Well, as long as it doesn’t cost anything.
The problem with the helpful tools for coaches? The NCAA doesn’t quite know how to level the playing field and make sure every team has equal access to the coaching tools, from the Power 5 conferences to the FCS programs already struggling financially.
The NCAA playing rules oversight panel will discuss Tuesday whether to approve significant changes allowing tablets and computers in the coaches’ booth and inside locker rooms at halftime on game days. The NCAA football rules committee forwarded the proposal it approved in February.

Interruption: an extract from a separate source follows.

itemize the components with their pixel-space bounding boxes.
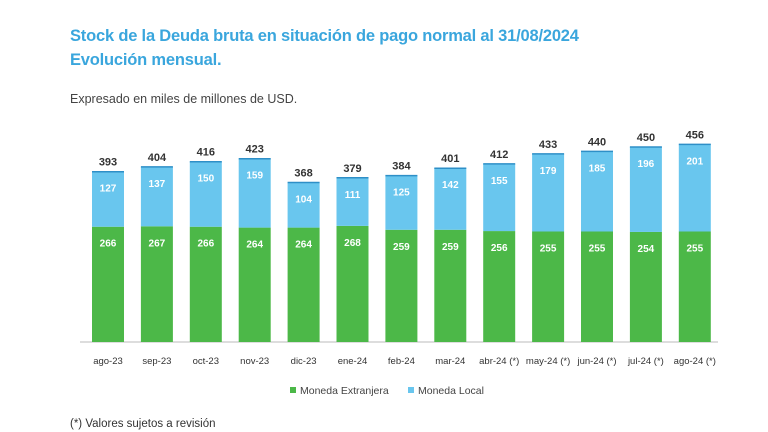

The complex issue involving logistics, money, equal access and much more, however, has some believing the proposal could stall and be placed on the shelf for another year, according to NCAA sources.
“It’s inevitable that somewhere down the line we will move to allow technology, even on the sideline,” said Steve Shaw, the SEC’s director of officials. “It’s inevitable. It’s part of everything we do now, but whether it is ready now, I just don’t know.”
The main issue is consistency across all conferences. Simply put, it’s yet another Pandora’s Box of compliance issues the NCAA could crack open next fall.
The NFL began using tablet technology on its sidelines — a move that could still be several years down the road in the NCAA — in 2013 thanks to a five-year, $400 million deal it signed with Microsoft. Microsoft, along with NFL officials, developed a universal system that guides all 32 teams, which have the same equipment and capabilities. On the college level, such a system could prove impossible, leading to yet another Wild West of insecurity and big moneymakers getting the upperhand.
When you start talking “Wild West” in the context of college football, you know this isn’t going to end well.
Maybe the P5 schools could start throwing in a shipment of iPads along with the million-dollar guarantee fees they offer when they schedule cupcake games. Used ones, even. Heck, you know Auburn will be getting the latest upgrade every time one comes out.